Il n'eut aucune réponse. Le brun restait les yeux fixés sur lui. Jeff haussa les épaules et retenta :
– J'ai neuf ans, et toi ?
Le garçon ouvrit la bouche mais il ne dit rien. Sa bouche se ferma et il cilla. Le blond soupira et jeta un coup d'œil par la fenêtre.
– Tu viens souvent ici ?
Cette fois-ci, le brun secoua la tête. Ça voulait dire non. Jeff acquiesça et essaya de nouveau :
– Tu habites dans le coin ?
Le petit baissa les yeux et hocha négativement la tête.
– Tu vas à quelle école ?
Il n'eut aucune réponse. Le garçon regardait de nouveau la fenêtre.
– Pas dans la mienne, en tout cas. Je t'ai jamais vu.
Jeff prit la figurine de Captain America dans sa main et s'amusa avec. Le brun le regarda faire, ses lèvres restant scellées.
– Est-ce que tu… veux jouer avec moi ?
Jeff se pinça la lèvre inférieure. Il redoutait la réponse du brun. Jamais personne ne voulait jouer avec lui, il était trop bizarre. Mais il avait cru que ce garçon-là n'était pas comme les autres.
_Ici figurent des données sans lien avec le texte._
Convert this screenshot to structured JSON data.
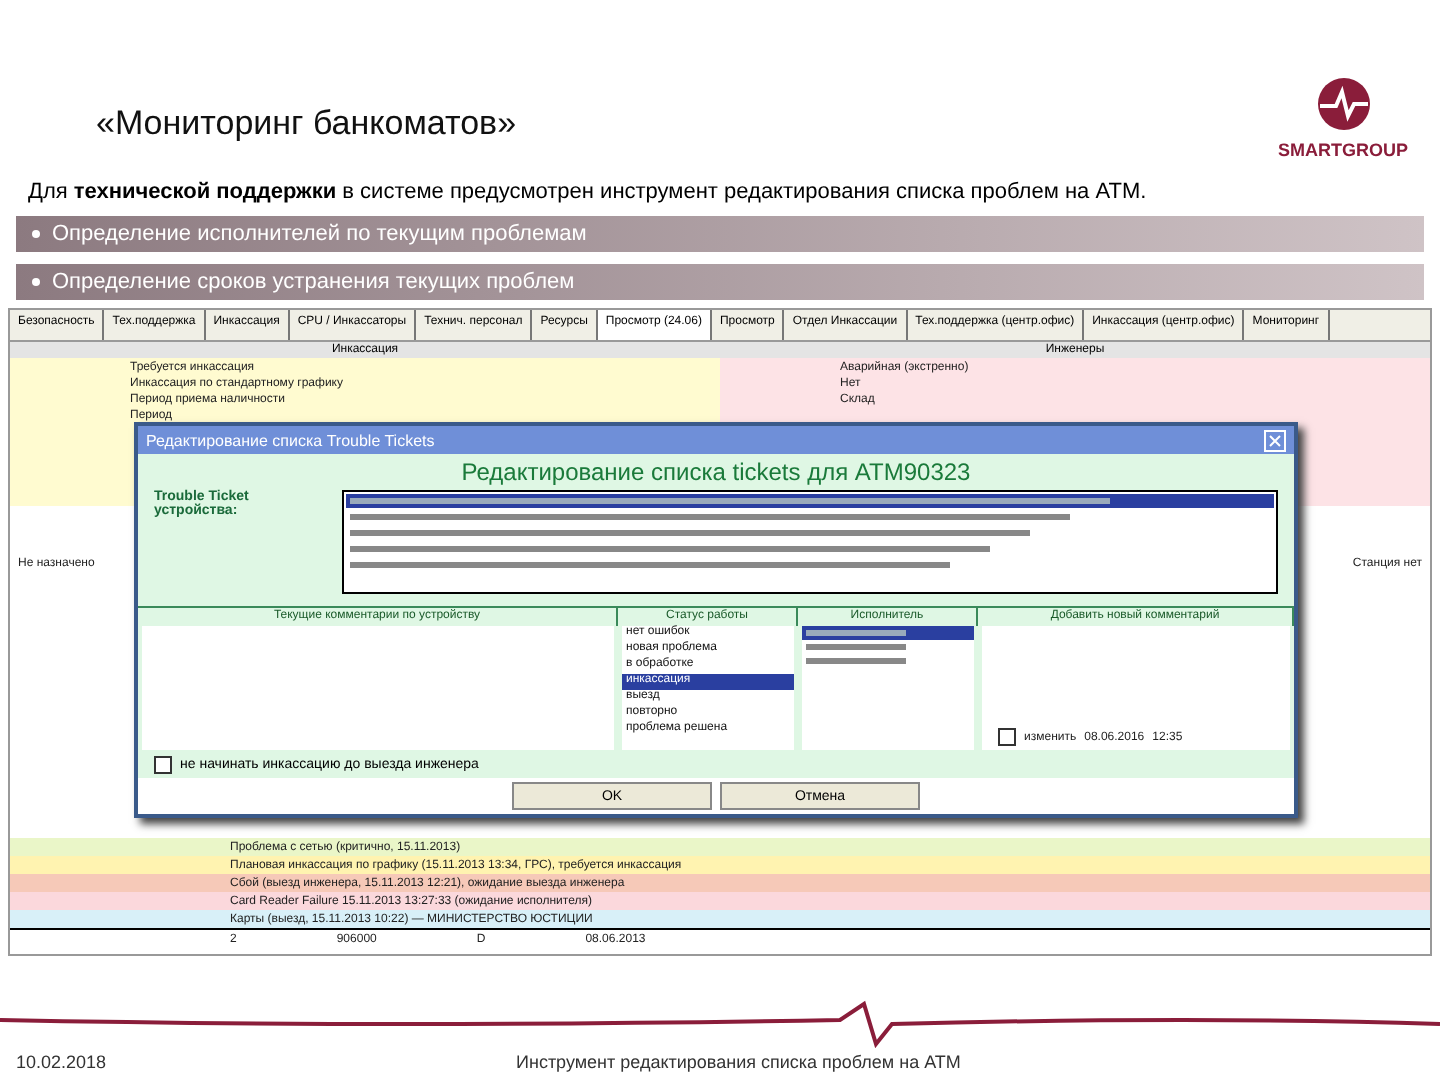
{
  "slide": {
    "title": "«Мониторинг банкоматов»",
    "logo_text": "SMARTGROUP",
    "intro": "Для **технической поддержки** в системе предусмотрен инструмент редактирования списка проблем на ATM.",
    "bullets": [
      "Определение исполнителей по текущим проблемам",
      "Определение сроков устранения текущих проблем"
    ],
    "date": "10.02.2018",
    "footer": "Инструмент редактирования списка проблем на ATM"
  },
  "app": {
    "tabs": [
      {
        "label": "Безопасность",
        "selected": false
      },
      {
        "label": "Тех.поддержка",
        "selected": false
      },
      {
        "label": "Инкассация",
        "selected": false
      },
      {
        "label": "CPU / Инкассаторы",
        "selected": false
      },
      {
        "label": "Технич. персонал",
        "selected": false
      },
      {
        "label": "Ресурсы",
        "selected": false
      },
      {
        "label": "Просмотр (24.06)",
        "selected": true
      },
      {
        "label": "Просмотр",
        "selected": false
      },
      {
        "label": "Отдел Инкассации",
        "selected": false
      },
      {
        "label": "Тех.поддержка (центр.офис)",
        "selected": false
      },
      {
        "label": "Инкассация (центр.офис)",
        "selected": false
      },
      {
        "label": "Мониторинг",
        "selected": false
      }
    ],
    "groups": [
      "Инкассация",
      "Инженеры"
    ],
    "left_rows": [
      "Требуется инкассация",
      "Инкассация по стандартному графику",
      "Период приема наличности",
      "Период"
    ],
    "right_rows": [
      "Аварийная (экстренно)",
      "Нет",
      "Склад"
    ],
    "side_label": "Не назначено",
    "side_right": "Станция нет",
    "bottom_rows": [
      {
        "color": "#eaf6c8",
        "text": "Проблема с сетью (критично, 15.11.2013)"
      },
      {
        "color": "#fff3b0",
        "text": "Плановая инкассация по графику (15.11.2013 13:34, ГРС), требуется инкассация"
      },
      {
        "color": "#f6c9b8",
        "text": "Сбой (выезд инженера, 15.11.2013 12:21), ожидание выезда инженера"
      },
      {
        "color": "#fbd8dc",
        "text": "Card Reader Failure 15.11.2013 13:27:33 (ожидание исполнителя)"
      },
      {
        "color": "#d8f0f8",
        "text": "Карты (выезд, 15.11.2013 10:22) — МИНИСТЕРСТВО ЮСТИЦИИ"
      }
    ],
    "last_row": [
      "2",
      "906000",
      "D",
      "08.06.2013"
    ]
  },
  "dialog": {
    "title": "Редактирование списка Trouble Tickets",
    "heading": "Редактирование списка tickets для ATM90323",
    "tt_label": "Trouble Ticket устройства:",
    "tickets": [
      {
        "selected": true
      },
      {
        "selected": false
      },
      {
        "selected": false
      },
      {
        "selected": false
      },
      {
        "selected": false
      }
    ],
    "sections": [
      "Текущие комментарии по устройству",
      "Статус работы",
      "Исполнитель",
      "Добавить новый комментарий"
    ],
    "statuses": [
      {
        "label": "нет ошибок",
        "selected": false
      },
      {
        "label": "новая проблема",
        "selected": false
      },
      {
        "label": "в обработке",
        "selected": false
      },
      {
        "label": "инкассация",
        "selected": true
      },
      {
        "label": "выезд",
        "selected": false
      },
      {
        "label": "повторно",
        "selected": false
      },
      {
        "label": "проблема решена",
        "selected": false
      }
    ],
    "executors": [
      {
        "selected": true
      },
      {
        "selected": false
      },
      {
        "selected": false
      }
    ],
    "no_cash": {
      "label": "не начинать инкассацию до выезда инженера",
      "checked": false
    },
    "change": {
      "label": "изменить",
      "checked": false,
      "date": "08.06.2016",
      "time": "12:35"
    },
    "buttons": [
      "OK",
      "Отмена"
    ]
  }
}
Il voyait dans son regard quelque chose qu'il ne voyait pas chez les autres enfants.
L'enfant hocha à peine la tête. Jeff sourit au garçon. Celui-ci lui rendit un sourire timide.
– Lequel tu veux ? J'ai eu plein de nouvelles figurines à Noël.
Le brun baissa les yeux.
– Qu'est-ce qu'il y a ?
Le garçon soupira doucement mais lui sourit pour qu'il ne s'inquiète pas. Jeff regarda à l'intérieur de ses yeux. Il ne savait pas pourquoi, mais il eut comme l'impression qu'il pouvait y lire comme dans un livre.
– Tu n'as pas eu de cadeau à Noël ? s'étonna-t-il.
Puis quelque chose d'extraordinaire se produisit. C'était comme si une phrase s'inscrivait dans les yeux du brun. Jeff lut dans les yeux marron de l'enfant :
« Non. »
– Mais normalement, le Père Noël apporte des cadeaux à tout le monde…
Le brun haussa les épaules en regardant ses pieds.
– Mais c'est pas grave, tu sais. Tu peux t'amuser avec mes jouets quand même.
Le brun leva rapidement les yeux et son visage s'éclaira d'un mince sourire. Jeff lui rendit ce sourire et réussit à lire un rapide « Merci » dans les yeux du garçon. Le blond prit Iron Man et Captain Amercia. Il fronça les sourcils en voyant que l'autre regardait les figurines sans les toucher. Il comprit alors et lui dit d'un ton aimable :
– Tu peux les prendre, je te les prête.
Le brun sourit et opta plutôt pour Batman et Superman. Ils s'amusèrent ensemble pendant plusieurs longues minutes. Mais, pas une fois, Jeff n'entendit le garçon parler.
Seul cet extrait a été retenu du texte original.